While immigration officials laughed and joked with each other, I tried to keep down the over-baked mushroom pasta I ate an hour before landing and concentrate on a book about how people with tragic childhoods become geniuses. It was hot. When I read a particular passage about a young boy who struggled through brutal winters in Romania, I felt vaguely jealous.

The hours dragged by. I was vaguely aware someone at the luggage rack had probably made off with my suitcase by now and was trying on my wedding veil, as I moved on to a chapter about a man who found the cure for leukaemia.

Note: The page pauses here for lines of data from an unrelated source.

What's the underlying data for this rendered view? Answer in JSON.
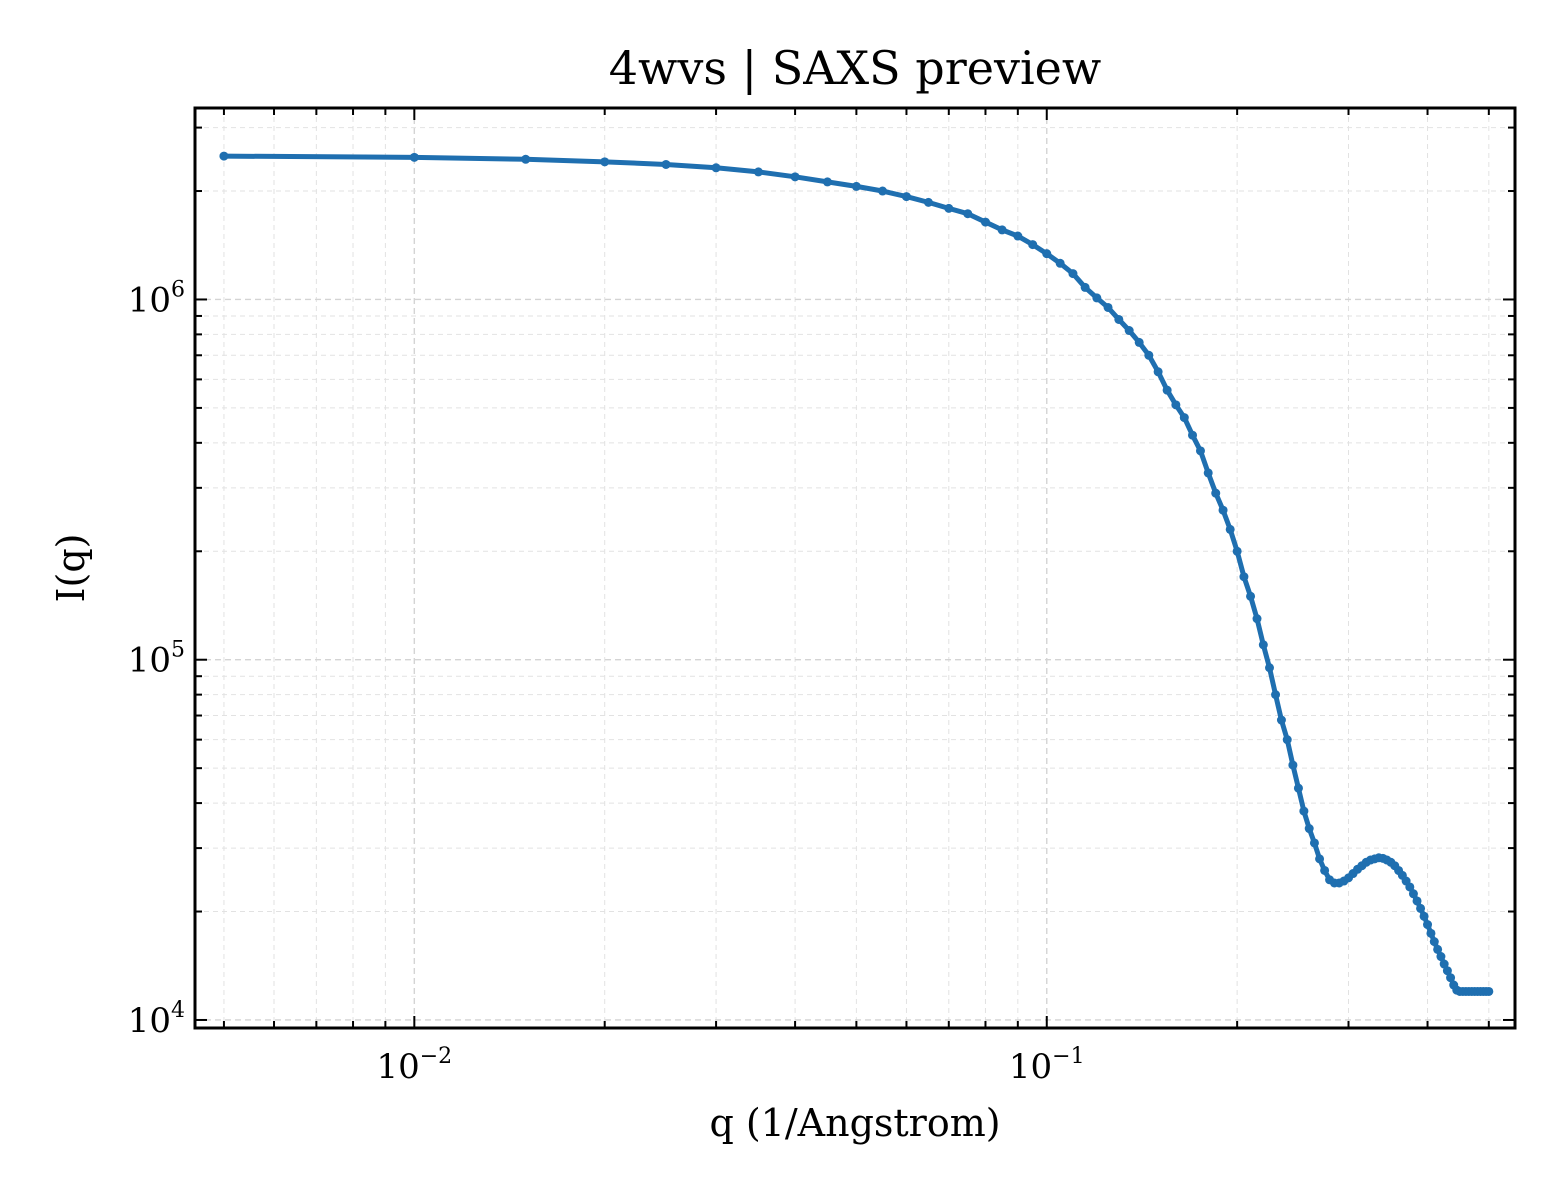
{
  "chart_data": {
    "type": "line",
    "title": "4wvs | SAXS preview",
    "xlabel": "q (1/Angstrom)",
    "ylabel": "I(q)",
    "xscale": "log",
    "yscale": "log",
    "xlim": [
      0.0045,
      0.55
    ],
    "ylim": [
      9500,
      3400000
    ],
    "x_ticks": [
      {
        "value": 0.01,
        "base": "10",
        "exp": "−2"
      },
      {
        "value": 0.1,
        "base": "10",
        "exp": "−1"
      }
    ],
    "y_ticks": [
      {
        "value": 10000,
        "base": "10",
        "exp": "4"
      },
      {
        "value": 100000,
        "base": "10",
        "exp": "5"
      },
      {
        "value": 1000000,
        "base": "10",
        "exp": "6"
      }
    ],
    "grid": true,
    "color": "#1f6fb0",
    "series": [
      {
        "x": [
          0.005,
          0.01,
          0.015,
          0.02,
          0.025,
          0.03,
          0.035,
          0.04,
          0.045,
          0.05,
          0.055,
          0.06,
          0.065,
          0.07,
          0.075,
          0.08,
          0.085,
          0.09,
          0.095,
          0.1,
          0.105,
          0.11,
          0.115,
          0.12,
          0.125,
          0.13,
          0.135,
          0.14,
          0.145,
          0.15,
          0.155,
          0.16,
          0.165,
          0.17,
          0.175,
          0.18,
          0.185,
          0.19,
          0.195,
          0.2,
          0.205,
          0.21,
          0.215,
          0.22,
          0.225,
          0.23,
          0.235,
          0.24,
          0.245,
          0.25,
          0.255,
          0.26,
          0.265,
          0.27,
          0.275,
          0.28,
          0.285,
          0.29,
          0.295,
          0.3,
          0.305,
          0.31,
          0.315,
          0.32,
          0.325,
          0.33,
          0.335,
          0.34,
          0.345,
          0.35,
          0.355,
          0.36,
          0.365,
          0.37,
          0.375,
          0.38,
          0.385,
          0.39,
          0.395,
          0.4,
          0.405,
          0.41,
          0.415,
          0.42,
          0.425,
          0.43,
          0.435,
          0.44,
          0.445,
          0.45,
          0.455,
          0.46,
          0.465,
          0.47,
          0.475,
          0.48,
          0.485,
          0.49,
          0.495,
          0.5
        ],
        "y": [
          2500000,
          2480000,
          2450000,
          2410000,
          2370000,
          2320000,
          2260000,
          2190000,
          2120000,
          2060000,
          2000000,
          1930000,
          1860000,
          1790000,
          1730000,
          1640000,
          1560000,
          1500000,
          1420000,
          1340000,
          1260000,
          1180000,
          1080000,
          1010000,
          950000,
          880000,
          820000,
          760000,
          700000,
          630000,
          560000,
          510000,
          470000,
          420000,
          380000,
          330000,
          290000,
          260000,
          230000,
          200000,
          170000,
          150000,
          130000,
          110000,
          95000,
          80000,
          68000,
          60000,
          51000,
          44000,
          38000,
          34000,
          31000,
          28000,
          26000,
          24500,
          24000,
          24000,
          24300,
          24800,
          25500,
          26200,
          26800,
          27400,
          27800,
          28000,
          28200,
          28100,
          27800,
          27400,
          26800,
          26000,
          25200,
          24300,
          23400,
          22400,
          21400,
          20400,
          19400,
          18400,
          17400,
          16500,
          15700,
          15000,
          14300,
          13700,
          13100,
          12500,
          12100,
          12000,
          12000,
          12000,
          12000,
          12000,
          12000,
          12000,
          12000,
          12000,
          12000,
          12000
        ]
      }
    ]
  }
}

I pondered that it would probably be a lot easier getting through US immigration if one answered the question “What is the purpose of your trip?” with “I recently developed a cure for childhood cancer and am now implementing it across New York hospitals”, rather than “I sell my writing for a living, and I specialise in self-indulgent navel-gazing – so as you can imagine, my presence in your country is most certainly in the national interest”.

Then, two hours later, my name was called. I approached the bulletproof glass partition ready for the third degree but was instead simply handed a laminated piece of luminous pink paper with a scramble of incomprehensible numbers and letters on it. “You’re free to go,” said the man behind the glass, handing me my passport. “Give this to the guard outside.” I knew better than to ask questions. “Yes, sir,” I said and scuttled out of the back room as fast as I could, throwing my laminated piece of paper at the man outside as I made a beeline for the luggage carousels.

Twenty minutes later, having found my suitcase wedged under an abandoned carousel, I climbed into a yellow cab and thanked my lucky stars I was back in New York City. Was it the packet of crumpets and Penguins I’d brought in my case that made me a target for USCIS? Was it my unusual visa? Was it the knackered way I eyed the immigration official, destroyed physically from a night of flying “economy basic” and emotionally from choosing to watch the (beautiful but devastating) film Minari as I did? I’m happy not questioning things now I’m out of the back room. But I do wonder what happened to the woman in the pink tracksuit beside me whose name never seemed to be called.